A Black Pantera une com sagacidade elementos do crossover, groove, funk, thrash metal e hardcore.

Que a verdade seja dita

por Aquiles Rique Reis

Hoje trataremos de um álbum que difere da maioria dos que venho abordando aqui neste espaço. Refiro-me a Ascensão (Deck), do grupo mineiro Black Pantera. Talvez vocês se espantem pelo fato de um vocalista de MPB se dispor a tratar de versos, harmonias e melodias de um gênero musical inédito aqui nesta coluna.

Pois bem, para começar a prosa, devo dizer que, nesse caso, melodias e harmonias servem mais para vestir os versos do que propriamente para criar algo de fina beleza, como as criadas por um compositor bossanovista, por exemplo. O que faz das músicas um pano de fundo para que suas mensagens sejam assimiladas. Verdades que estão no que criam, sem demagogia.
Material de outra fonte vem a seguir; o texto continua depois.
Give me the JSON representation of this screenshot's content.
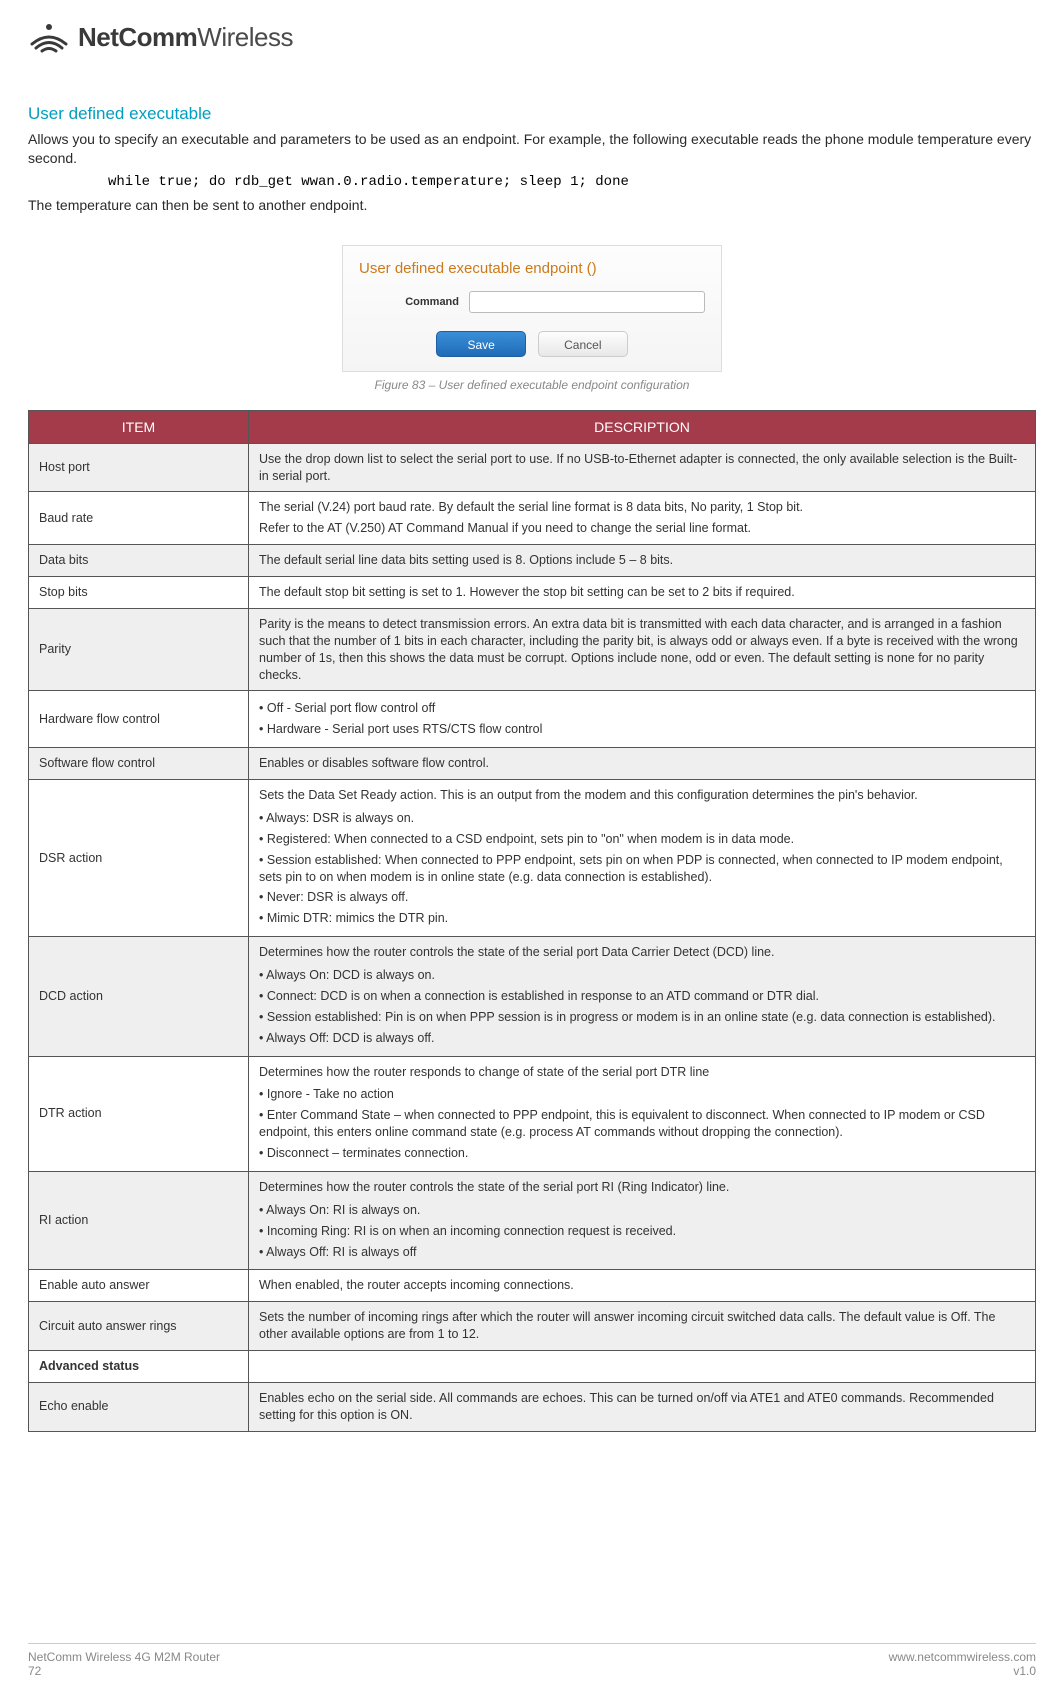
{
  "logo": {
    "bold": "NetComm",
    "light": "Wireless"
  },
  "section_title": "User defined executable",
  "intro_p1": "Allows you to specify an executable and parameters to be used as an endpoint. For example, the following executable reads the phone module temperature every second.",
  "code": "while true; do rdb_get wwan.0.radio.temperature; sleep 1; done",
  "intro_p2": "The temperature can then be sent to another endpoint.",
  "dialog": {
    "title": "User defined executable endpoint ()",
    "field_label": "Command",
    "save": "Save",
    "cancel": "Cancel"
  },
  "figure_caption": "Figure 83 – User defined executable endpoint configuration",
  "table": {
    "headers": [
      "ITEM",
      "DESCRIPTION"
    ],
    "rows": {
      "host_port": {
        "item": "Host port",
        "desc": "Use the drop down list to select the serial port to use. If no USB-to-Ethernet adapter is connected, the only available selection is the Built-in serial port."
      },
      "baud_rate": {
        "item": "Baud rate",
        "desc1": "The serial (V.24) port baud rate. By default the serial line format is 8 data bits, No parity, 1 Stop bit.",
        "desc2": "Refer to the AT (V.250) AT Command Manual if you need to change the serial line format."
      },
      "data_bits": {
        "item": "Data bits",
        "desc": "The default serial line data bits setting used is 8. Options include 5 – 8 bits."
      },
      "stop_bits": {
        "item": "Stop bits",
        "desc": "The default stop bit setting is set to 1. However the stop bit setting can be set to 2 bits if required."
      },
      "parity": {
        "item": "Parity",
        "desc": "Parity is the means to detect transmission errors. An extra data bit is transmitted with each data character, and is arranged in a fashion such that the number of 1 bits in each character, including the parity bit, is always odd or always even. If a byte is received with the wrong number of 1s, then this shows the data must be corrupt. Options include none, odd or even. The default setting is none for no parity checks."
      },
      "hw_flow": {
        "item": "Hardware flow control",
        "b1": "Off  - Serial port flow control off",
        "b2": "Hardware - Serial port uses RTS/CTS flow control"
      },
      "sw_flow": {
        "item": "Software flow control",
        "desc": "Enables or disables software flow control."
      },
      "dsr": {
        "item": "DSR action",
        "intro": "Sets the Data Set Ready action. This is an output from the modem and this configuration determines the pin's behavior.",
        "b1": "Always: DSR is always on.",
        "b2": "Registered: When connected to a CSD endpoint, sets pin to \"on\" when modem is in data mode.",
        "b3": "Session established: When connected to PPP endpoint, sets pin on when PDP is connected, when connected to IP modem endpoint, sets pin to on when modem is in online state (e.g. data connection is established).",
        "b4": "Never: DSR is always off.",
        "b5": "Mimic DTR: mimics the DTR pin."
      },
      "dcd": {
        "item": "DCD action",
        "intro": "Determines how the router controls the state of the serial port Data Carrier Detect (DCD) line.",
        "b1": "Always On: DCD is always on.",
        "b2": "Connect: DCD is on when a connection is established in response to an ATD command or DTR dial.",
        "b3": "Session established: Pin is on when PPP session is in progress or modem is in an online state (e.g. data connection is established).",
        "b4": "Always Off: DCD is always off."
      },
      "dtr": {
        "item": "DTR action",
        "intro": "Determines how the router responds to change of state of the serial port DTR line",
        "b1": "Ignore - Take no action",
        "b2": "Enter Command State – when connected to PPP endpoint, this is equivalent to disconnect. When connected to IP modem or CSD endpoint, this enters online command state (e.g. process AT commands without dropping the connection).",
        "b3": "Disconnect – terminates connection."
      },
      "ri": {
        "item": "RI action",
        "intro": "Determines how the router controls the state of the serial port RI (Ring Indicator) line.",
        "b1": "Always On: RI is always on.",
        "b2": "Incoming Ring: RI is on when an incoming connection request is received.",
        "b3": "Always Off: RI is always off"
      },
      "auto_answer": {
        "item": "Enable auto answer",
        "desc": "When enabled, the router accepts incoming connections."
      },
      "circuit_rings": {
        "item": "Circuit auto answer rings",
        "desc": "Sets the number of incoming rings after which the router will answer incoming circuit switched data calls. The default value is Off. The other available options are from 1 to 12."
      },
      "adv_status": {
        "item": "Advanced status"
      },
      "echo": {
        "item": "Echo enable",
        "desc": "Enables echo on the serial side. All commands are echoes. This can be turned on/off via ATE1 and ATE0 commands. Recommended setting for this option is ON."
      }
    }
  },
  "footer": {
    "left1": "NetComm Wireless 4G M2M Router",
    "left2": "72",
    "right1": "www.netcommwireless.com",
    "right2": "v1.0"
  }
}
Certezas que vêm como socos na cara do escutador do trabalho: os fiéis seguidores do punk rock.

Ora, dirão vocês, esses caras só esmerilham a voz e não deixam que percebamos suas emoções… Concordo em parte com quem assim torce o nariz. Mas sinceramente? Eu também participava desse grupo.

Formada em 2014, o Black Pantera são os irmãos Charles Gama (guitarra e vocal) e Chaene da Gama (baixo e vocal) com Rodrigo Pancho (batera) – e, no CD, participações de Rodrigo Lima e Tuyo.

O vocalista rasga as cordas vocais para verbalizar os anseios da banda em combater o racismo, toda forma de preconceito e tudo o mais que lhes pareça desrespeitoso para com o povo brasileiro – indignidades que, com razão, abominam.

A Black Pantera une com sagacidade elementos do crossover, groove, funk, thrash metal e hardcore. Os versos tratam desde conflitos sociais até amarguras existenciais. Nos álbuns e nos palcos, os três têm o vigor que as composições (todas deles) exprimem.

Queiramos ou não, o punk, assim como o hip hop, é compreendido pela juventude – em grande parte, pobres e pretos – que vê nos versos o sonho de viabilizar sua vida.

A capa estampa a magnitude de uma foto de Victor Balde, onde se vê duas mulheres moçambicanas empunhando facões, uma delas com uma criança amarrada às costas.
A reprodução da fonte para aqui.